Walls
Something there is that doesn’t love a wall,
That sends the frozen-ground-swell under it,
And spills the upper boulders in the sun;
And makes gaps even two can pass abreast.
One of my library holds has come in, so on the ole morrow I’ll off to the library and pick up Brian Hall’s Fall of Frost – a fictional rendering of the life of Robert Frost. Frost always puts me in mind of this poem. Yeah…me too, So I’m thinking walls.
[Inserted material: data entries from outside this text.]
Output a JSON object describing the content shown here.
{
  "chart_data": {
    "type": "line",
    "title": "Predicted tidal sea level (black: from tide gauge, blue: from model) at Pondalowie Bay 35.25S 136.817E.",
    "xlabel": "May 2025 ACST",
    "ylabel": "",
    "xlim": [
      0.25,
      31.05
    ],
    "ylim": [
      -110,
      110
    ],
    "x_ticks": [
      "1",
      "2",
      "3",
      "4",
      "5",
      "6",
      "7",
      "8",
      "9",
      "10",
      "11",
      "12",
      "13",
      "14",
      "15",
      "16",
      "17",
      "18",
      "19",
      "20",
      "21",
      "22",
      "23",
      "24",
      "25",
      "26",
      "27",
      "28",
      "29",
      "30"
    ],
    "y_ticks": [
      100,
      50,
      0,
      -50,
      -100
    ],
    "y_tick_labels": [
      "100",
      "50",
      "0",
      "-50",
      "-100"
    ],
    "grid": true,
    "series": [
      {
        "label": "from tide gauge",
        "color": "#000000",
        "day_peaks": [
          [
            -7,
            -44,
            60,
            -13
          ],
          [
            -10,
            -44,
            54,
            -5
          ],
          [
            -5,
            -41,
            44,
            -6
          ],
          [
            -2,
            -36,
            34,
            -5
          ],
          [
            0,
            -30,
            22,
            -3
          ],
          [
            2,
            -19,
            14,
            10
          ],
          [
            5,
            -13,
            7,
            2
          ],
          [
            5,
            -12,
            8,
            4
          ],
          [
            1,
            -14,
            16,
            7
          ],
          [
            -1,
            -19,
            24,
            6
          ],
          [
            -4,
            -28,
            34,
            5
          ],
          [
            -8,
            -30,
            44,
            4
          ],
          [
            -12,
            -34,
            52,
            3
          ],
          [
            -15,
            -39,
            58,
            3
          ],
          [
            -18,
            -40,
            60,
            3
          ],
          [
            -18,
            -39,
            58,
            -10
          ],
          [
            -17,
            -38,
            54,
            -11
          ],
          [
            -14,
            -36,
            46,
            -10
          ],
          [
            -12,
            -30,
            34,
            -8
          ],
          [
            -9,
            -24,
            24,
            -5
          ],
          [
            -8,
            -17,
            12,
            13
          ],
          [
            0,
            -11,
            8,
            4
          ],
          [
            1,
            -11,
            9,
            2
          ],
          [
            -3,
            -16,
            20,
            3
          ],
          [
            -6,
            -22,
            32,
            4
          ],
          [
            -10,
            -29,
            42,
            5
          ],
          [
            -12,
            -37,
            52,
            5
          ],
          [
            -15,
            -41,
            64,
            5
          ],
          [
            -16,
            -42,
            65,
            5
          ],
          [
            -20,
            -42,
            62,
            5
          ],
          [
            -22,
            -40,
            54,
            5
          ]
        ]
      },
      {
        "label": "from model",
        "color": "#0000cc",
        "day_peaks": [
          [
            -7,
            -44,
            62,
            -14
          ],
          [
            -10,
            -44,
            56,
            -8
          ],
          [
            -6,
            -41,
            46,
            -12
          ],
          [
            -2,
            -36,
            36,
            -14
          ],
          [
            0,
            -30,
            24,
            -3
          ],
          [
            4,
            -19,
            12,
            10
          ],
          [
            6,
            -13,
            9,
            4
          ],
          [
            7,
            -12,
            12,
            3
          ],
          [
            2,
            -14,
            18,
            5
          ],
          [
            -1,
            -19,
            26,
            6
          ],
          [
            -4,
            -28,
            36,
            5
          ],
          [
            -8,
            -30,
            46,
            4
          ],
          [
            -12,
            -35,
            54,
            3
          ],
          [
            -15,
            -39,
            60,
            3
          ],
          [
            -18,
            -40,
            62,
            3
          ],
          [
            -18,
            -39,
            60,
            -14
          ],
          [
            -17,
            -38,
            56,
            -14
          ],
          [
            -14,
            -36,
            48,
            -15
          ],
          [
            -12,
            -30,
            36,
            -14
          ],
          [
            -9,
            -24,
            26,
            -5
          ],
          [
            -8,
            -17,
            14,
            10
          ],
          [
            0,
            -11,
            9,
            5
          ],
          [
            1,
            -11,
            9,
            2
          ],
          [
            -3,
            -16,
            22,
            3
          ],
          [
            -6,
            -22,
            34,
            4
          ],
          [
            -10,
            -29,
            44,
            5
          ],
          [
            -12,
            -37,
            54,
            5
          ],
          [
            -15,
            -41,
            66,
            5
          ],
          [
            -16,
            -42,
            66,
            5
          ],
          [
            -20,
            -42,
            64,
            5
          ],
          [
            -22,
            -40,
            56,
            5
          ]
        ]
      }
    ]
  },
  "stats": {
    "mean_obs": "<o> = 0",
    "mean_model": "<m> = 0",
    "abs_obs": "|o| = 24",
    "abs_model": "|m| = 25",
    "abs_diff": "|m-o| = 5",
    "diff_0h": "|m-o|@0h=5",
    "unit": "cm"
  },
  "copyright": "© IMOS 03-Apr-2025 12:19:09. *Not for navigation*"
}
Seems like no sooner had we won the cold war, celebrating with fervor the tearing down of the Berlin Wall, we started building them again. Almost 21 years after conservative darling Ron Reagan threw down the gauntlet to Gorbachev (“...come here to this gate. Mr. Gorbachev, open this gate. Mr. Gorbachev, tear down this wall!“) we’re pouring the concrete in Sadr City. In the Border Protection, Anti-terrorism, and Illegal Immigration Control Act of 2005, a fence was authorized to be erected between the U.S. and Mexico.
The things we do in the name of “security”. Guess, if we build ‘em they mist be ok, huh?. They’re erected after all, in the name of security, in the name of protection, in the battle against terrorism. If the other builds ‘em, they are blights on the sacred ground of freedom, barriers against the truth.